アネスト岩田・圧縮機部開発グループの小林です。
六月も後半になり、ジメジメした梅雨らしい日が続いていますね。
紫陽花にとっては嬉しい雨も、余り続くと晴れ間が欲しくなります。
さて今回はコンプレッサのベルトについてお話をしようと思います。
下の図で示したとおり、コンプレッサは、ベルトを介して電動機の動力を圧縮機本体に伝達しているベルト駆動方式が多くみられます。

最近はあまり聞きませんが………
その昔自動車でエンジンからキュルキュル音がしてなんてことがありました。これはベルトの異常が原因でした。具体的にはベルトの張力が低下してスリップ音が発生していたのです。
ベルト張力が低下してくると音が発生する以外に、
①ベルトスリップによる伝達ロスが発生する。
②スリップによる発熱からベルトが熱劣化を起こし、破断してしまう。
といった危険性があります。
ベルトスリップとは、張力が低下することでベルトとプーリ間の摩擦力が弱まり、ベルトだけが空回りしてしまう状態のことです。

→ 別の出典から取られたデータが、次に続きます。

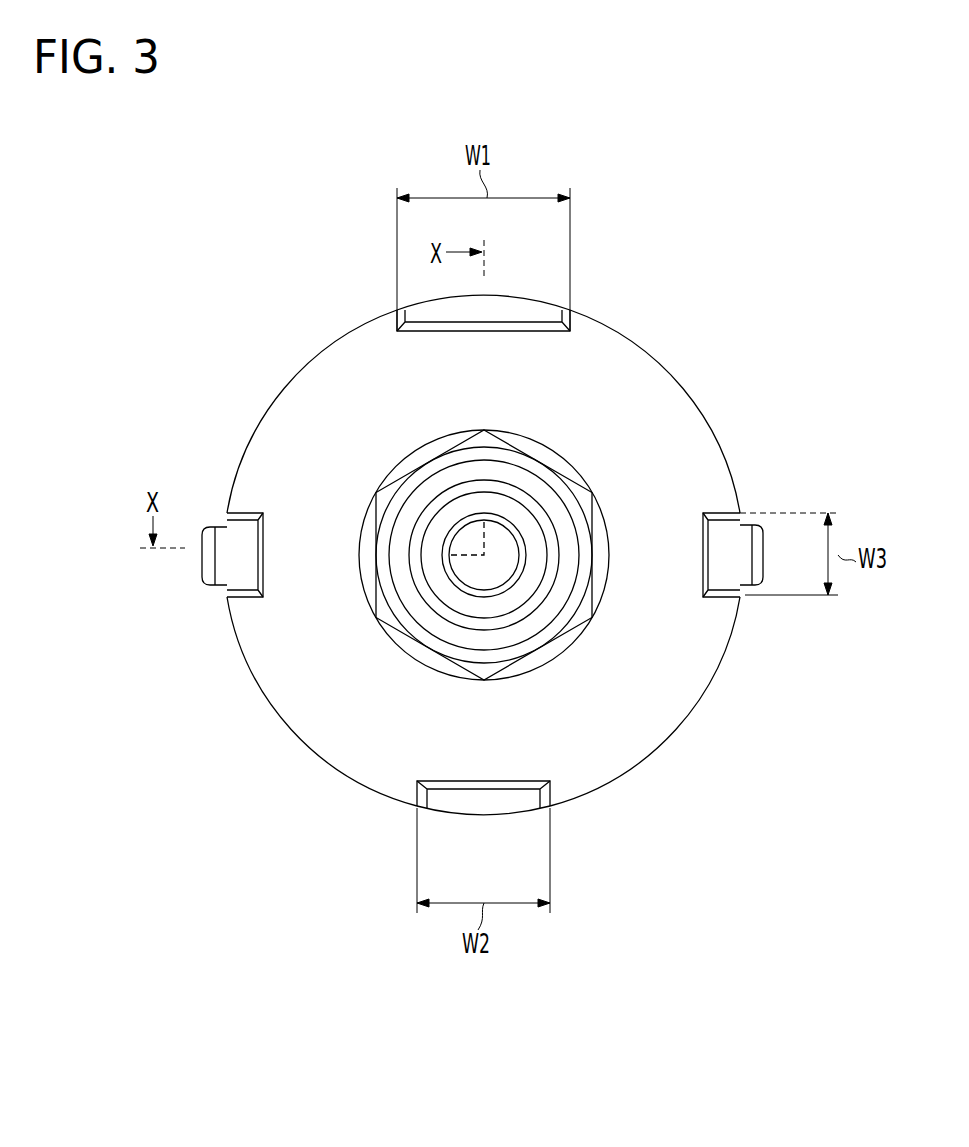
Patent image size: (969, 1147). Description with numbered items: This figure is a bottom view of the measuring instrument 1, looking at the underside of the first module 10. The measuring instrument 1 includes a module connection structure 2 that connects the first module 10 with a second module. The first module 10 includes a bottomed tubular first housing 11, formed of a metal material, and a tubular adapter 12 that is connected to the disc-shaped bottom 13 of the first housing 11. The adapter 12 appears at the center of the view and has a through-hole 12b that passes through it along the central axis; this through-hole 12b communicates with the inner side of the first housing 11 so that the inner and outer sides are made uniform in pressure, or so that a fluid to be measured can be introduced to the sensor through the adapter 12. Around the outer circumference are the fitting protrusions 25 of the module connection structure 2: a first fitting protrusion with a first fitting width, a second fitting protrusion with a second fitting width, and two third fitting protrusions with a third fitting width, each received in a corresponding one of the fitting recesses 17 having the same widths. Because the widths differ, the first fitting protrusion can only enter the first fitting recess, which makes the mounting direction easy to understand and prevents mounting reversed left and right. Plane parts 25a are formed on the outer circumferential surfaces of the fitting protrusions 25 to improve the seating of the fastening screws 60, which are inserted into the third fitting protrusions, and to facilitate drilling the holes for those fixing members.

当然空回りしている分の動力は圧縮機本体に伝わらず伝達ロスとなります。
また、張力の低下によってベルトが転覆する可能性もあります。
通常、ベルトはプーリ溝の側面にぴったり接触し、その摩擦力でプーリを回転させているのですが、ベルトが緩んでくると一部分がめくれあがってしまうのです。
この状態ではまともに動力を伝達することができません。

ベルトスリップが続くと、ベルトに大きな摩擦熱が生じます。
多くのベルトの材質はゴムです。熱によって劣化してしまい、カチカチに硬化します。こうなるとゴム特有の弾性は失われ、外部からの力や自らの張力で簡単に破断してしまうほど脆くなってしまうのです。
もちろんベルトが破断してしまえば、いくらモータを回転させても回転力が圧縮機に伝わらず、圧縮は行われなくなってしまいます。
また、破断したベルトが周辺の部品を破損する場合もあります。
以上のように、コンプレッサにとってベルトは動力を正しく伝達するためにとても重要な部品です。
張力を適正に保つために定期的なベルトの再張りや、長時間使い続けて劣化してしまったベルトの交換はとても重要なことなのです。